Les mêmes objectifs ont animé les travaux de Jean-Noël Biraben, mais l’ancienneté des registres mobilisés ne permettait pas la mise en œuvre d’un échantillon raisonné. Ce sont les localités avec les registres les plus anciens et les mieux conservés qui ont été privilégiées pour la période 1500-1700.
Ce travail titanesque de structuration, de collecte et d’analyse n’aurait pas été possible sans l’appui de plusieurs partenaires, sans la mobilisation de nombreux enquêteurs, praticiens de terrain, et sans le concours des démographes-mathématiciens de l’Ined.
Les résultats de ces enquêtes ont conduit à un renouvellement complet de la démographie des populations d’Ancien Régime, et ont fait de Louis Henry l’un des pères fondateurs de la démographie historique qui fut longtemps la discipline phare de l’Ined. Ont ainsi été mis en évidence les variations dans le temps de l’âge au premier mariage, la forte mortalité des jeunes enfants qui limitait la taille des familles, le poids des veuvages et des remariages dans la structuration des familles et de la société, etc.

Vous souhaitez aujourd’hui mener de nouveaux travaux de recherche à partir de ces enquêtes. Quels en sont les objectifs, et que pensez-vous apprendre de nouveau par rapport aux enquêtes initiales ?
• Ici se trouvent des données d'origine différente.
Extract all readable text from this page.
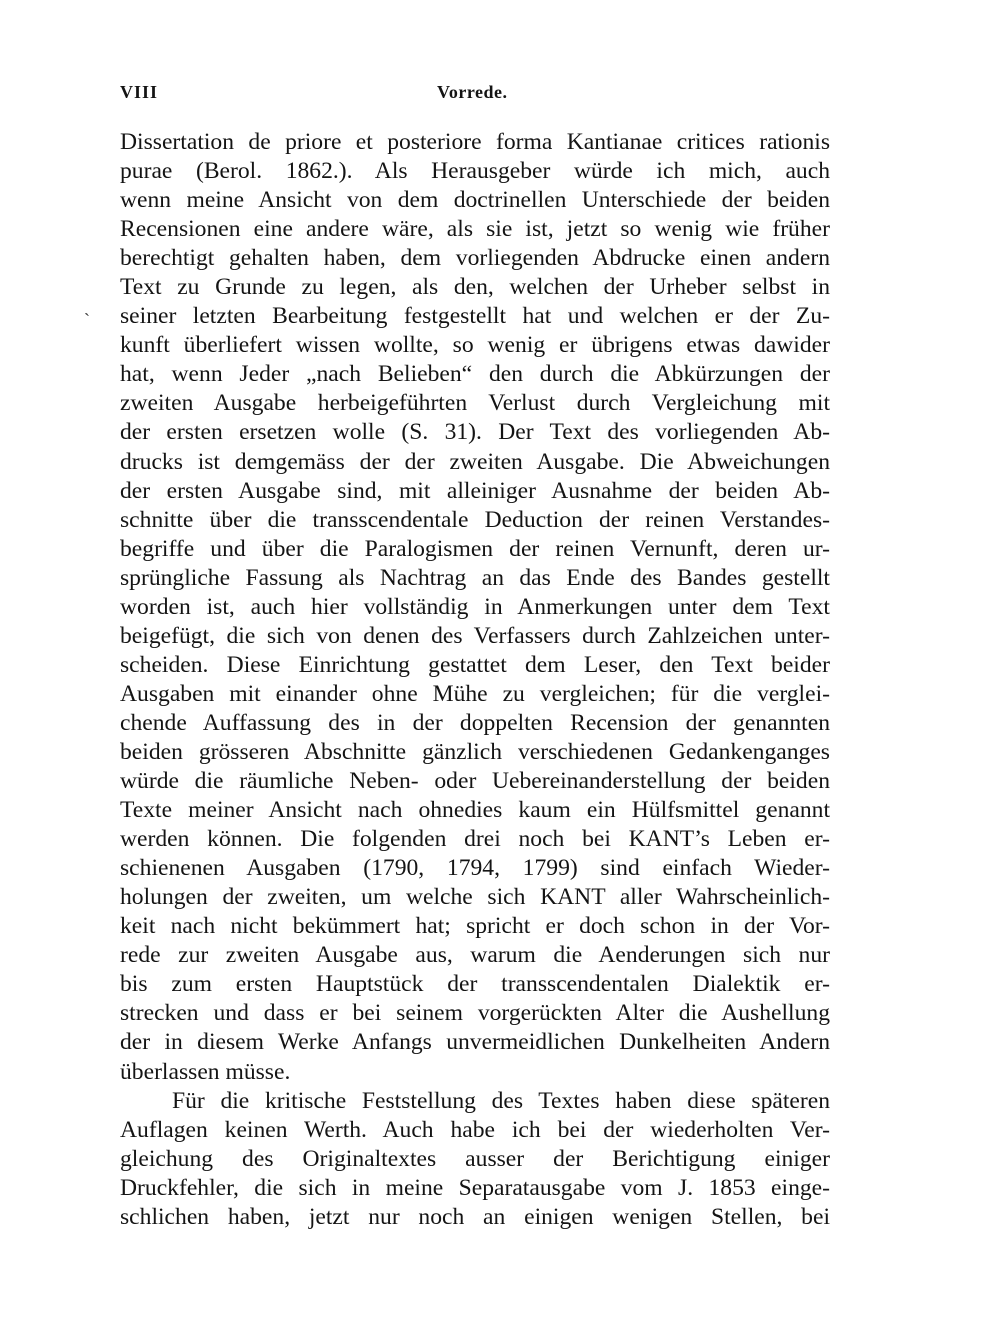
VIII	Vorrede.
ˎ
Dissertation de priore et posteriore forma Kantianae critices rationis
purae (Berol. 1862.). Als Herausgeber würde ich mich, auch
wenn meine Ansicht von dem doctrinellen Unterschiede der beiden
Recensionen eine andere wäre, als sie ist, jetzt so wenig wie früher
berechtigt gehalten haben, dem vorliegenden Abdrucke einen andern
Text zu Grunde zu legen, als den, welchen der Urheber selbst in
seiner letzten Bearbeitung festgestellt hat und welchen er der Zu-
kunft überliefert wissen wollte, so wenig er übrigens etwas dawider
hat, wenn Jeder „nach Belieben“ den durch die Abkürzungen der
zweiten Ausgabe herbeigeführten Verlust durch Vergleichung mit
der ersten ersetzen wolle (S. 31). Der Text des vorliegenden Ab-
drucks ist demgemäss der der zweiten Ausgabe. Die Abweichungen
der ersten Ausgabe sind, mit alleiniger Ausnahme der beiden Ab-
schnitte über die transscendentale Deduction der reinen Verstandes-
begriffe und über die Paralogismen der reinen Vernunft, deren ur-
sprüngliche Fassung als Nachtrag an das Ende des Bandes gestellt
worden ist, auch hier vollständig in Anmerkungen unter dem Text
beigefügt, die sich von denen des Verfassers durch Zahlzeichen unter-
scheiden. Diese Einrichtung gestattet dem Leser, den Text beider
Ausgaben mit einander ohne Mühe zu vergleichen; für die verglei-
chende Auffassung des in der doppelten Recension der genannten
beiden grösseren Abschnitte gänzlich verschiedenen Gedankenganges
würde die räumliche Neben- oder Uebereinanderstellung der beiden
Texte meiner Ansicht nach ohnedies kaum ein Hülfsmittel genannt
werden können. Die folgenden drei noch bei KANT’s Leben er-
schienenen Ausgaben (1790, 1794, 1799) sind einfach Wieder-
holungen der zweiten, um welche sich KANT aller Wahrscheinlich-
keit nach nicht bekümmert hat; spricht er doch schon in der Vor-
rede zur zweiten Ausgabe aus, warum die Aenderungen sich nur
bis zum ersten Hauptstück der transscendentalen Dialektik er-
strecken und dass er bei seinem vorgerückten Alter die Aushellung
der in diesem Werke Anfangs unvermeidlichen Dunkelheiten Andern
überlassen müsse.
Für die kritische Feststellung des Textes haben diese späteren
Auflagen keinen Werth. Auch habe ich bei der wiederholten Ver-
gleichung des Originaltextes ausser der Berichtigung einiger
Druckfehler, die sich in meine Separatausgabe vom J. 1853 einge-
schlichen haben, jetzt nur noch an einigen wenigen Stellen, bei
Les outils numériques permettent aujourd’hui de reconsidérer cette masse de données, dont certaines sont restées sous-exploitées, voire inexploitées. En effet, les contraintes techniques de l’époque ont conduit à une standardisation phonétique des noms et des prénoms, et donc à une perte d’information, dommageable pour un certain nombre d’études. Nous souhaitons aujourd’hui, en nous appuyant sur un projet d’indexation collaborative :

  1. retrouver l’information la plus complète possible (nom et prénom sans codage, prise en compte des nom, prénom et relations de parenté pour les parrains-marraines et les témoins) ;
  2. étendre spatialement l’échantillon de communes sélectionnées et étudiées par ces deux enquêtes pour considérer l’importance du recrutement hors paroisse des conjoints (seules les familles dont au moins l’un des parents s’est marié et a vécu dans la paroisse ont été prises en compte), examiner les réseaux sociaux et professionnels, notamment dans la perspective d’une étude des mobilités plus fouillée ;
  3. analyser les comportements démographiques des familles dans une perspective transgénérationelle, pour inscrire les dynamiques familiales – ou leurs ruptures – dans la longue durée, au prisme des mutations socio-économiques, cultu(r)elles, politiques, voire environnementales
  4. proposer, grâce à de nouveaux outils de visualisation, une cinématique des comportements démographiques, à l’échelle familiale ou à l’échelle villageoise. 
  • Extrait d’un relevé nominatif réalisé sur la commune d’Échevronne (Côte-d’Or).